You might call Laurence F. Gilchrist of Prince George's County an insulation buff. He had U.H. foam pumped into his walls years ago, and of course his attic is insulated to R-30 and beyond. He has a special computerized thermostat.

Using a chapter called "Design Heat Transmission Coefficients" in the handbook of the American Society of Heating, Refrigeration and Air Condition Engineers, Gilchrist, who is an electrical engineer, has figured the R-values of his walls and ceilings very closely.

He has adjusted all his calculations for "degree days," which measure temperature variations day-by-day so that year-to-year comparisons of heating needs can be made on a comparable basis.

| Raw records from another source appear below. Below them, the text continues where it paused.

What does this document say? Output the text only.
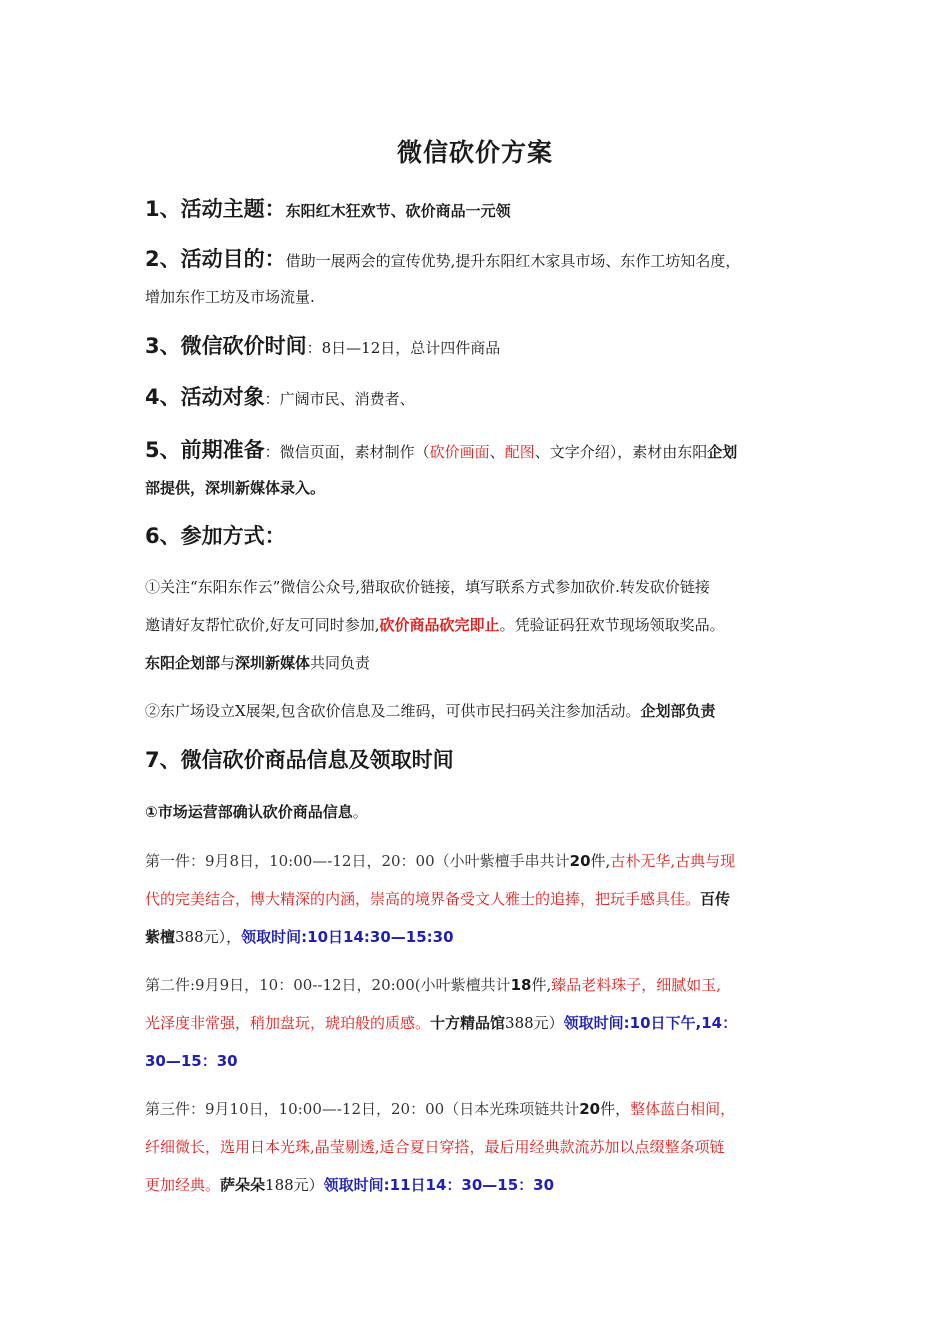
微信砍价方案
1、活动主题：东阳红木狂欢节、砍价商品一元领
2、活动目的：借助一展两会的宣传优势,提升东阳红木家具市场、东作工坊知名度，
增加东作工坊及市场流量.
3、微信砍价时间：8日—12日，总计四件商品
4、活动对象：广阔市民、消费者、
5、前期准备：微信页面，素材制作（砍价画面、配图、文字介绍），素材由东阳企划
部提供，深圳新媒体录入。
6、参加方式：
①关注“东阳东作云”微信公众号,猎取砍价链接，填写联系方式参加砍价.转发砍价链接
邀请好友帮忙砍价,好友可同时参加,砍价商品砍完即止。凭验证码狂欢节现场领取奖品。
东阳企划部与深圳新媒体共同负责
②东广场设立X展架,包含砍价信息及二维码，可供市民扫码关注参加活动。企划部负责
7、微信砍价商品信息及领取时间
①市场运营部确认砍价商品信息。
第一件：9月8日，10:00—-12日，20：00（小叶紫檀手串共计20件,古朴无华,古典与现
代的完美结合，博大精深的内涵，崇高的境界备受文人雅士的追捧，把玩手感具佳。百传
紫檀388元），领取时间:10日14:30—15:30
第二件:9月9日，10：00--12日，20:00(小叶紫檀共计18件,臻品老料珠子，细腻如玉,
光泽度非常强，稍加盘玩，琥珀般的质感。十方精品馆388元）领取时间:10日下午,14：
30—15：30
第三件：9月10日，10:00—-12日，20：00（日本光珠项链共计20件，整体蓝白相间，
纤细微长，选用日本光珠,晶莹剔透,适合夏日穿搭，最后用经典款流苏加以点缀整条项链
更加经典。萨朵朵188元）领取时间:11日14：30—15：30
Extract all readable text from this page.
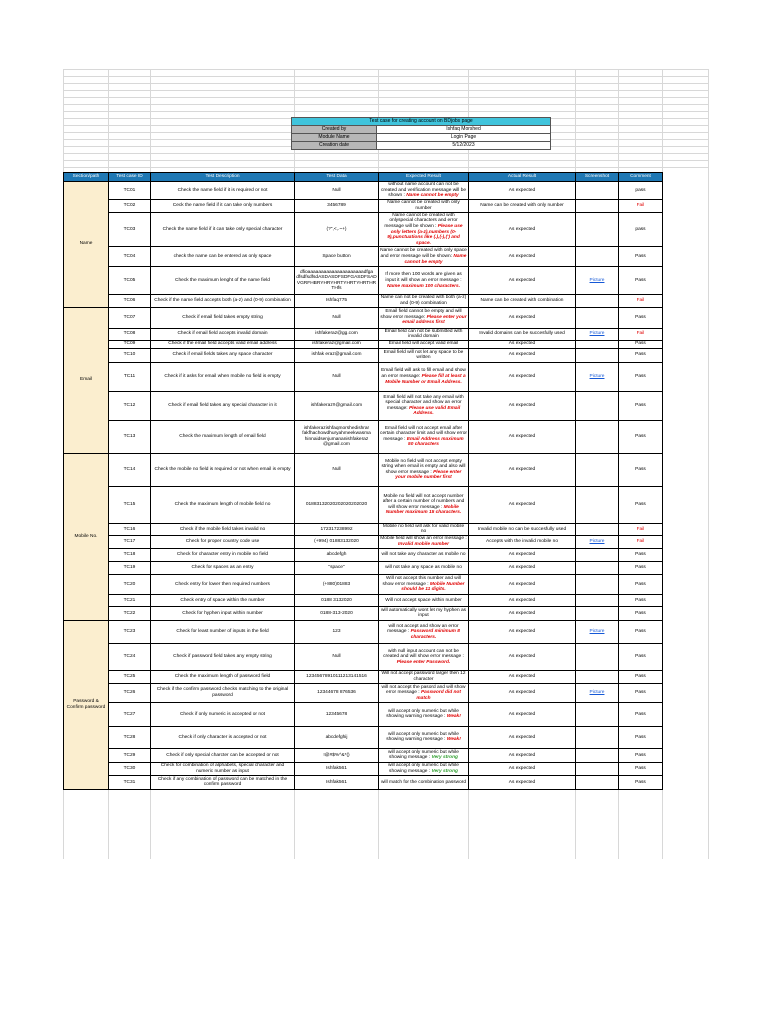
Test case for creating account on BDjobs page	
Created by	Ishfaq Morshed
Module Name	Login Page
Creation date	5/12/2023
Section/path	Test case ID	Test Description	Test Data	Expected Result	Actual Result	Screenshot	Comment
Name	TC01	Check the name field if it is required or not	Null	without name account can not be created and verification message will be shown : Name cannot be empty	As expected		pass
	TC02	Ceck the name field if it can take only numbers	3456789	Name cannot be created with only number	Name can be created with only number		Fail
	TC03	Check the name field if it can take only special character	(?",<,.~+)	Name cannot be created with onlyspecial characters and error message will be shown : Please use only letters (a-z),numbers (0-9),punctuations like (.),(-),(') and space.	As expected		pass
	TC04	check the name can be entered as only space	Space button	Name cannot be created with only space and error message will be shown: Name cannot be empty	As expected		Pass
	TC05	Check the maximum lenght of the name field	dfioaaaaaaaaaaaaaaaaaaaaadfga dfsdfsdfsdASDASDFSDFGASDFSADVGRFHBRYHRYHRTYHRTYHRTHRTHfs	If more then 100 words are given as input it will show an error message : Name maximum 100 characters.	As expected	Picture	Pass
	TC06	Check if the name field accepts both (a-z) and (0-9) combination	Ishfaq775	Name can not be created with both (a-z) and (0-9) combination	Name can be created with combination		Fail
Email	TC07	Check if email field takes empty string	Null	Email field cannot be empty and will show error message: Please enter your email address first	As expected		Pass
	TC08	Check if email field accepts invalid domain	ishfakeraz@gg.com	Email field can not be submitted with invalid domain	Invalid domains can be succesfully used	Picture	Fail
	TC09	Check if the email field accepts valid email address	ishfakeraz@gmail.com	Email field will accept valid email	As expected		Pass
	TC10	Check if email fields takes any space character	ishfak eraz@gmail.com	Email field will not let any space to be written	As expected		Pass
	TC11	Check if it asks for email when mobile no field is empty	Null	Email field will ask to fill email and show an error message: Please fill at least a Mobile Number or Email Address.	As expected	Picture	Pass
	TC12	Check if email field takes any special character in it	ishfakeraz!!@gmail.com	Email field will not take any email with special character and show an error message: Please use valid Email Address.	As expected		Pass
	TC13	Check the maximum length of email field	ishfakerazishfaqmorshedishrar fakfhachowdhuryahmeekwasma hinnaidsenjumananishfakeraz @gmail.com	Email field will not accept email after certain character limit and will show error message : Email Address maximum 50 characters	As expected		Pass
Mobile No.	TC14	Check the mobile no field is required or not when email is empty	Null	Mobile no field will not accept empty string when email is empty and also will show error message : Please enter your mobile number first	As expected		Pass
	TC15	Check the maximum length of mobile field no	01883132020202020202020	Mobile no field will not accept number after a certain number of numbers and will show error message : Mobile Number maximum 15 characters.	As expected		Pass
	TC16	Check if the mobile field takes invalid no	172317238992	Mobile no field will ask for valid mobile no	Invalid mobile no can be succesfully used		Fail
	TC17	Check for proper country code use	(+994) 01883132020	Mobile field will show an error message : Invalid mobile number	Accepts with the invalid mobile no	Picture	Fail
	TC18	Check for character entry in mobile no field	abcdefgh	will not take any character as mobile no	As expected		Pass
	TC19	Check for spaces as an entry	"space"	will not take any space as mobile no	As expected		Pass
	TC20	Check entry for lower then required numbers	(+880)01883	Will not accept this number and will show error message : Mobile Number should be 11 digits.	As expected		Pass
	TC21	Check entry of space within the number	0188 3132020	Will not accept space within number	As expected		Pass
	TC22	Check for hyphen input within number	0188-313-2020	will automatically wont let my hyphen as input	As expected		Pass
Password & Confirm password	TC23	Check for least number of inputs in the field	123	will not accept and show an error message : Password minimum 8 characters.	As expected	Picture	Pass
	TC24	Check if password field takes any empty string	Null	with null input account can not be created and will show error message : Please enter Password.	As expected		Pass
	TC25	Check the maximum length of password field	12345678910111213141516	Will not accept password larger then 12 character	As expected		Pass
	TC26	Check if the confirm password checks matching to the original password	12344678 876536	will not accept the pasord and will show error message : Password did not match	As expected	Picture	Pass
	TC27	Check if only numeric is accepted or not	12345678	will accept only numeric but while showing warning message : Weak!	As expected		Pass
	TC28	Check if only character is accepted or not	abcdefghij	will accept only numeric but while showing warning message : Weak!	As expected		Pass
	TC29	Check if only special charcter can be accepted or not	!@#$%^&*()	will accept only numeric but while showing message : Very strong	As expected		Pass
	TC30	Check for combination of alphabets, special character and numeric number as input	Ishfak561	will accept only numeric but while showing message : Very strong	As expected		Pass
	TC31	Check if any combination of password can be matched in the confirm password	Ishfak561	will match for the combination password	As expected		Pass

The foam insulation especially intrigued him. "You'd be surprised the places it came through," he said. "It came out the electrical outlets. I'm not convinced it's all that dangerous." Gilchrist said he and his wife have never smelled formaldehyde or had any symptoms that they could attribute to the foam. They are happy with it.

But with all his interest in insulation and careful caculations, Gilchrist is unable to calculate his energy savings exactly. He knows so much detail that the problem becomes infinitely complex from an engineering point of view.

From a practical point of view, however, he figures that the insulation will pay for itself much more quickly than in the seven years he was promised when it was installed.

"The insulation is working great as far as I can tell," he said. "As far as I can tell I've saved between a third and a half on my fuel bills."